P. M. : Depuis que nous avons repris le Parcours, nous avons chaque année invité des personnalités du monde des arts premiers à parrainer l’événement. Jean-Paul Barbier-Mueller, le Président Jacques Chirac, le cheikh Saoud Al-Thani, James J. Ross et cette année Lionel Zinsou, étaient pour nous des figures emblématiques dans le domaine des arts premiers, pour leur travail en tant que collectionneurs ou pour leurs réalisations en faveur du développement des connaissances sur les arts premiers. C’est une manière pour nous de leur rendre hommage et de rappeler à quel point leur engagement est important dans notre domaine.

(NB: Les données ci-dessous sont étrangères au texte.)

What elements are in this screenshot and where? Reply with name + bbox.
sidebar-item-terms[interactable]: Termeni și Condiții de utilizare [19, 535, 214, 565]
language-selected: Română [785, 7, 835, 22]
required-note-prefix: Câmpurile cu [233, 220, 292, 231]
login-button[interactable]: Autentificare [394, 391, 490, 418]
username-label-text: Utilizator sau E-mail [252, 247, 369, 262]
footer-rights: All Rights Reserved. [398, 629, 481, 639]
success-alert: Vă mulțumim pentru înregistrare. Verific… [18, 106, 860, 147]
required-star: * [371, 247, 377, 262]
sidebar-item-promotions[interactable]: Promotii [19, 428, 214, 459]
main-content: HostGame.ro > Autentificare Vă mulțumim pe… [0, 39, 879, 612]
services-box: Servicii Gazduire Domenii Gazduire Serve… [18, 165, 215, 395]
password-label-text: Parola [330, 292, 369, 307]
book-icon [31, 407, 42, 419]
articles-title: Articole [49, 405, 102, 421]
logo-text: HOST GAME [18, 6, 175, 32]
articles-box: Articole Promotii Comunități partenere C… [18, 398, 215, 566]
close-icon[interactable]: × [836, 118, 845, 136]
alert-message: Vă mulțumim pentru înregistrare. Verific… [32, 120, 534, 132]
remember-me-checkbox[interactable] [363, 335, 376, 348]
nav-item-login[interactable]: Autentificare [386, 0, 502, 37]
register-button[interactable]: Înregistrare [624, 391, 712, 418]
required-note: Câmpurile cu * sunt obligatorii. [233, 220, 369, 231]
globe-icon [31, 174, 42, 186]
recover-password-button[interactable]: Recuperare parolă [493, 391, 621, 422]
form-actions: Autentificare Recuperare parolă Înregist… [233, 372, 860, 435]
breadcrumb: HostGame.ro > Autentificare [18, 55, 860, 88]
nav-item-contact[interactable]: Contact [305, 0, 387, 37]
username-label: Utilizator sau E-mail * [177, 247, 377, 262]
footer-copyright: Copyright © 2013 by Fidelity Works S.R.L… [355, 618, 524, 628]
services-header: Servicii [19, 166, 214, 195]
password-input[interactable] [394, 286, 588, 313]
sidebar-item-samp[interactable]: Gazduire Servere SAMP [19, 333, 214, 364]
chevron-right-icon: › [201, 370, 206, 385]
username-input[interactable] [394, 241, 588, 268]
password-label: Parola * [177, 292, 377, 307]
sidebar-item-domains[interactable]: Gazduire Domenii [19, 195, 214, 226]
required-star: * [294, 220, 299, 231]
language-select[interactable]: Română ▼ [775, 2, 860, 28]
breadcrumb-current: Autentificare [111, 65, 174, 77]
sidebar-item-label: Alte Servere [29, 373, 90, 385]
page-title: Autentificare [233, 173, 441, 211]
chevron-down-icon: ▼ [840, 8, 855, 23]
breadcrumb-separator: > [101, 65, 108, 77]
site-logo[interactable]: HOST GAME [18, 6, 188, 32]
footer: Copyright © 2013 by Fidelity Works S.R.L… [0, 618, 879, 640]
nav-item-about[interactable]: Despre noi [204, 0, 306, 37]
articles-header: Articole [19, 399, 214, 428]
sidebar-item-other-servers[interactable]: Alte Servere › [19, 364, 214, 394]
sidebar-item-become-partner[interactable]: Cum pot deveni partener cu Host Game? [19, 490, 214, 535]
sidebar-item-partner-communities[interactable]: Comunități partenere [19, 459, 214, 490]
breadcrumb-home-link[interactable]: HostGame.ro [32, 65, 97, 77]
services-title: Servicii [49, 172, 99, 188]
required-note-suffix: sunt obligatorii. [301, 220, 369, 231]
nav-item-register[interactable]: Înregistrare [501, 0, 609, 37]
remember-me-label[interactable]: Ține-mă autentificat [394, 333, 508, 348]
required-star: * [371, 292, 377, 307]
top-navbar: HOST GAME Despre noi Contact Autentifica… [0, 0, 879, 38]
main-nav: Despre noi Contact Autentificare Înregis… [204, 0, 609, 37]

  • Comment l’art tribal est-il reconnu par le grand public et les marchands aujourd’hui ?

P. M. : Il y a encore du travail pour que les arts premiers soient reconnus à leur juste valeur, mais la progression est évidente. Le public ne se détourne plus des « fétiches » comme il le faisait encore il y a quelques années, il s’y intéresse maintenant et se laisse fasciner et surprendre. Il commence à discerner des styles, des époques, s’autorise à préférer l’une ou l’autre région. On voit que peu à peu le public commence à apprécier ces objets pour leur forme, leur force, leur histoire, comme des œuvres d’art en soi. Quant aux marchands, on sent une professionnalisation des nouvelles générations. L’heure n’est plus aux mercenaires mais aux marchands doctes et patients. Les marchands ont compris le rôle qu’ils devaient jouer auprès des futurs collectionneurs qui sont de plus en plus exigeants en terme d’historique, de provenance, d’étude de style.

  • Quels projets avez-vous pour la prochaine édition du salon en 2013 ?

P. M. : Toute notre attention est portée sur l’édition qui démarre dans quelques jours, mais nos regards se portent vers la Monnaie de Paris qui devrait rouvrir ses portes sous peu. Je vais pouvoir en dire plus dans quelques mois.